PHOENIX (Reuters) - John McCain will push on Monday for car makers to build more environmentally friendly vehicles, threatening new legislation if they do not comply and proposing tax breaks to encourage consumers to buy “cleaner” cars.

According to excerpts of his speech obtained by Reuters, the Republican presidential candidate will call for auto manufacturers to speed up the process of making engines that can use alcohol-based fuels.

“Whether it takes a meeting with automakers during my first month in office, or my signature on an act of Congress, we will meet the goal of a swift conversion of American vehicles away from oil,” he will say.

The Arizona senator who has wrapped up his party’s White House nomination, will also propose tax incentives to prod Americans to buy vehicles that produce less pollution.

“For every automaker who can sell a zero-emissions car, we will commit a $5,000 tax credit for each and every customer who buys that car,” he will say.

“For other vehicles, whatever type they may be, the lower the carbon emissions, the higher the tax credit.”

McCain will say that the existing financial penalties levied on car makers for not complying with fuel efficiency standards — known as U.S. Corporate Average Fuel Economy (CAFE) — are too low.

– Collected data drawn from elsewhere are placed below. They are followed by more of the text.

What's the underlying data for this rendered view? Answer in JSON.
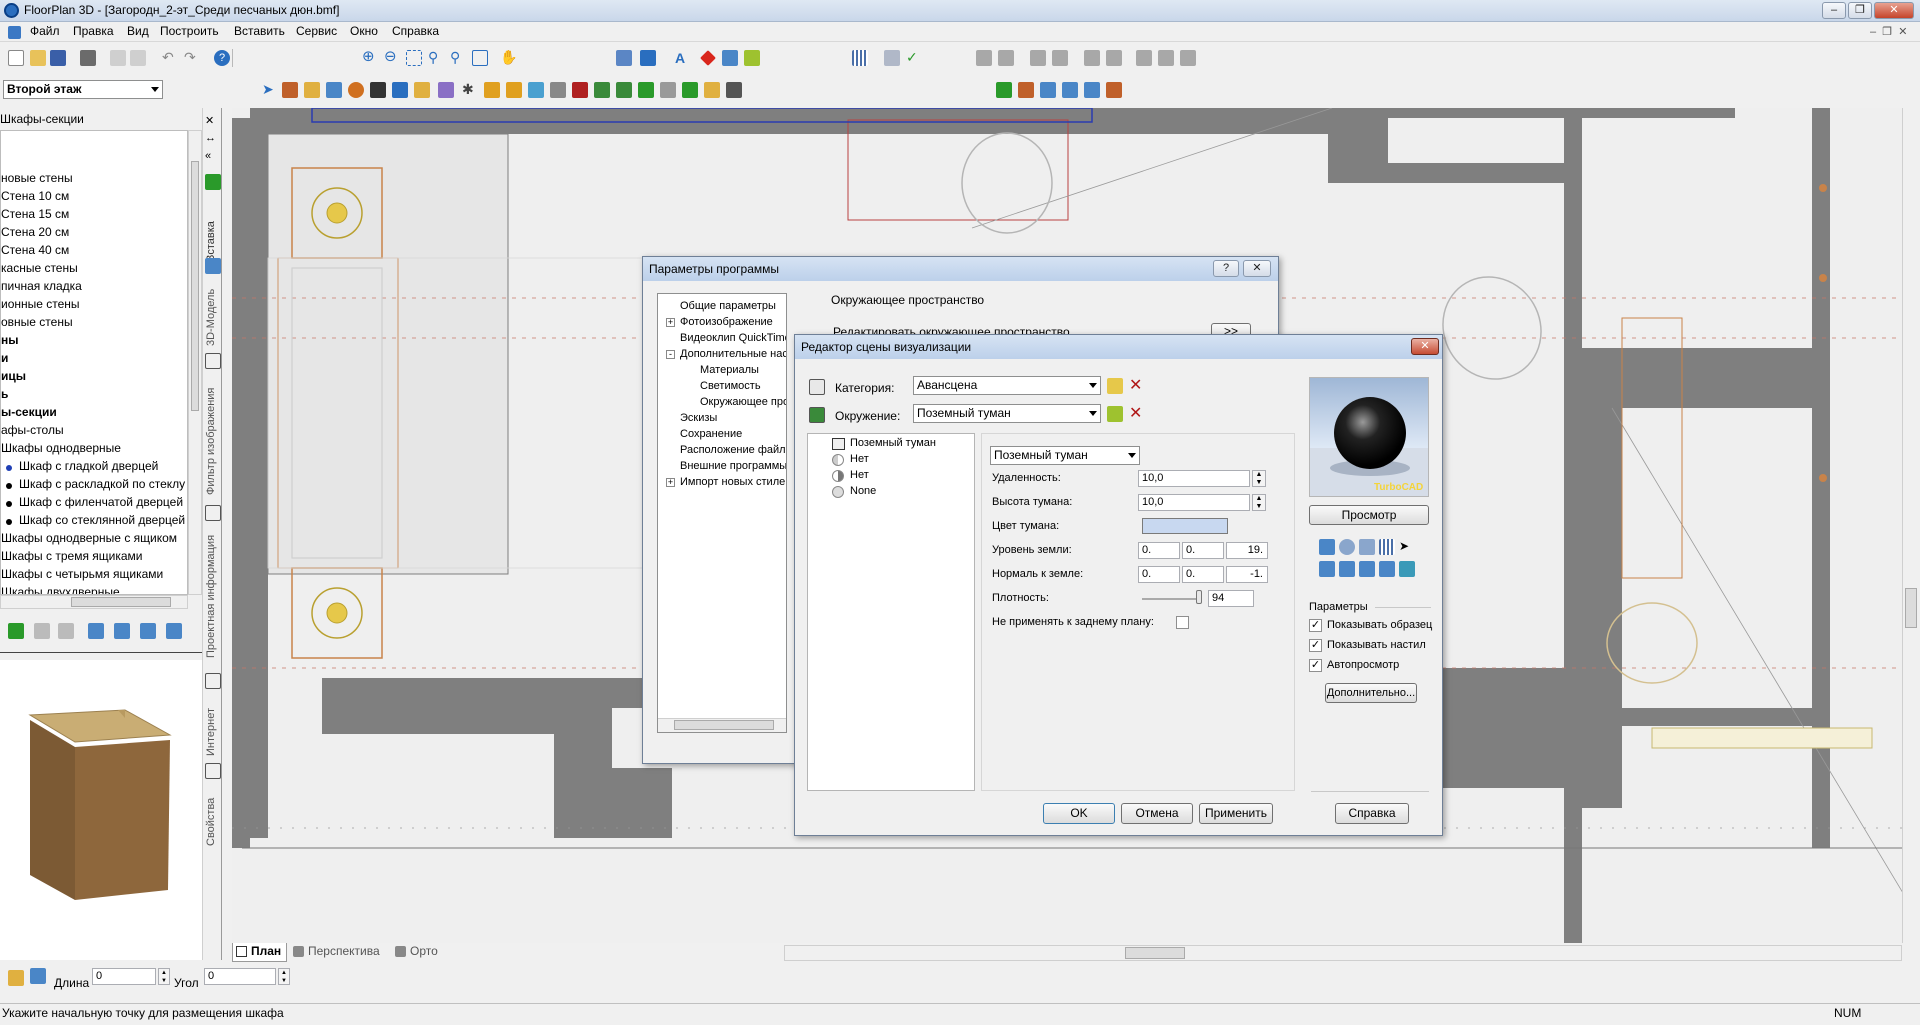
{
  "window": {
    "title": "FloorPlan 3D - [Загородн_2-эт_Среди песчаных дюн.bmf]"
  },
  "menu": [
    "Файл",
    "Правка",
    "Вид",
    "Построить",
    "Вставить",
    "Сервис",
    "Окно",
    "Справка"
  ],
  "floor_select": "Второй этаж",
  "left_panel": {
    "heading": "Шкафы-секции",
    "tree": [
      {
        "text": "новые стены",
        "bold": false
      },
      {
        "text": "Стена 10 см",
        "bold": false
      },
      {
        "text": "Стена 15 см",
        "bold": false
      },
      {
        "text": "Стена 20 см",
        "bold": false
      },
      {
        "text": "Стена 40 см",
        "bold": false
      },
      {
        "text": "касные стены",
        "bold": false
      },
      {
        "text": "пичная кладка",
        "bold": false
      },
      {
        "text": "ионные стены",
        "bold": false
      },
      {
        "text": "овные стены",
        "bold": false
      },
      {
        "text": "ны",
        "bold": true
      },
      {
        "text": "и",
        "bold": true
      },
      {
        "text": "ицы",
        "bold": true
      },
      {
        "text": "ь",
        "bold": true
      },
      {
        "text": "ы-секции",
        "bold": true
      },
      {
        "text": "афы-столы",
        "bold": false
      },
      {
        "text": "Шкафы однодверные",
        "bold": false
      },
      {
        "text": "Шкаф с гладкой дверцей",
        "bold": false,
        "selected": true
      },
      {
        "text": "Шкаф с раскладкой по стеклу",
        "bold": false
      },
      {
        "text": "Шкаф с филенчатой дверцей",
        "bold": false
      },
      {
        "text": "Шкаф со стеклянной дверцей",
        "bold": false
      },
      {
        "text": "Шкафы однодверные с ящиком",
        "bold": false
      },
      {
        "text": "Шкафы с тремя ящиками",
        "bold": false
      },
      {
        "text": "Шкафы с четырьмя ящиками",
        "bold": false
      },
      {
        "text": "Шкафы двухдверные",
        "bold": false
      }
    ],
    "side_tabs": [
      "Вставка",
      "3D-Модель",
      "Фильтр изображения",
      "Проектная информация",
      "Интернет",
      "Свойства"
    ]
  },
  "view_tabs": [
    "План",
    "Перспектива",
    "Орто"
  ],
  "bottom_inputs": {
    "length_label": "Длина",
    "length_value": "0",
    "angle_label": "Угол",
    "angle_value": "0"
  },
  "status": {
    "text": "Укажите начальную точку для размещения шкафа",
    "num": "NUM"
  },
  "program_params": {
    "title": "Параметры программы",
    "tree": [
      {
        "text": "Общие параметры",
        "indent": 0,
        "exp": ""
      },
      {
        "text": "Фотоизображение",
        "indent": 0,
        "exp": "+"
      },
      {
        "text": "Видеоклип QuickTime",
        "indent": 0,
        "exp": ""
      },
      {
        "text": "Дополнительные наст",
        "indent": 0,
        "exp": "−"
      },
      {
        "text": "Материалы",
        "indent": 1,
        "exp": ""
      },
      {
        "text": "Светимость",
        "indent": 1,
        "exp": ""
      },
      {
        "text": "Окружающее прос",
        "indent": 1,
        "exp": ""
      },
      {
        "text": "Эскизы",
        "indent": 0,
        "exp": ""
      },
      {
        "text": "Сохранение",
        "indent": 0,
        "exp": ""
      },
      {
        "text": "Расположение файлов",
        "indent": 0,
        "exp": ""
      },
      {
        "text": "Внешние программы пр",
        "indent": 0,
        "exp": ""
      },
      {
        "text": "Импорт новых стилей",
        "indent": 0,
        "exp": "+"
      }
    ],
    "section_title": "Окружающее пространство",
    "edit_label": "Редактировать окружающее пространство",
    "edit_btn": ">>"
  },
  "scene_editor": {
    "title": "Редактор сцены визуализации",
    "category_label": "Категория:",
    "category_value": "Авансцена",
    "environment_label": "Окружение:",
    "environment_value": "Поземный туман",
    "list": [
      "Поземный туман",
      "Нет",
      "Нет",
      "None"
    ],
    "type_value": "Поземный туман",
    "fields": {
      "distance_label": "Удаленность:",
      "distance_value": "10,0",
      "fog_height_label": "Высота тумана:",
      "fog_height_value": "10,0",
      "fog_color_label": "Цвет тумана:",
      "ground_level_label": "Уровень земли:",
      "ground_level_values": [
        "0.",
        "0.",
        "19."
      ],
      "normal_label": "Нормаль к земле:",
      "normal_values": [
        "0.",
        "0.",
        "-1."
      ],
      "density_label": "Плотность:",
      "density_value": "94",
      "density_level": 0.94,
      "no_bg_label": "Не применять к заднему плану:"
    },
    "preview_watermark": "TurboCAD",
    "preview_btn": "Просмотр",
    "params_label": "Параметры",
    "checks": [
      {
        "label": "Показывать образец",
        "checked": true
      },
      {
        "label": "Показывать настил",
        "checked": true
      },
      {
        "label": "Автопросмотр",
        "checked": true
      }
    ],
    "more_btn": "Дополнительно...",
    "buttons": {
      "ok": "OK",
      "cancel": "Отмена",
      "apply": "Применить",
      "help": "Справка"
    }
  },
  "colors": {
    "wall": "#7f7f7f",
    "floor": "#efefef",
    "cabinet_line": "#c8834a",
    "fog_color": "#c8d8f0",
    "accent": "#2a6ebf"
  }
}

His speech, set to be given in Fresno, California, is his latest outlining a series of proposals to reduce U.S. dependence on foreign oil and fight global warming.

High gasoline prices have put energy issues in the spotlight of the presidential campaign. Democrat Barack Obama, McCain’s rival in the November election, laid out a plan on Sunday to crack down on speculation in oil markets.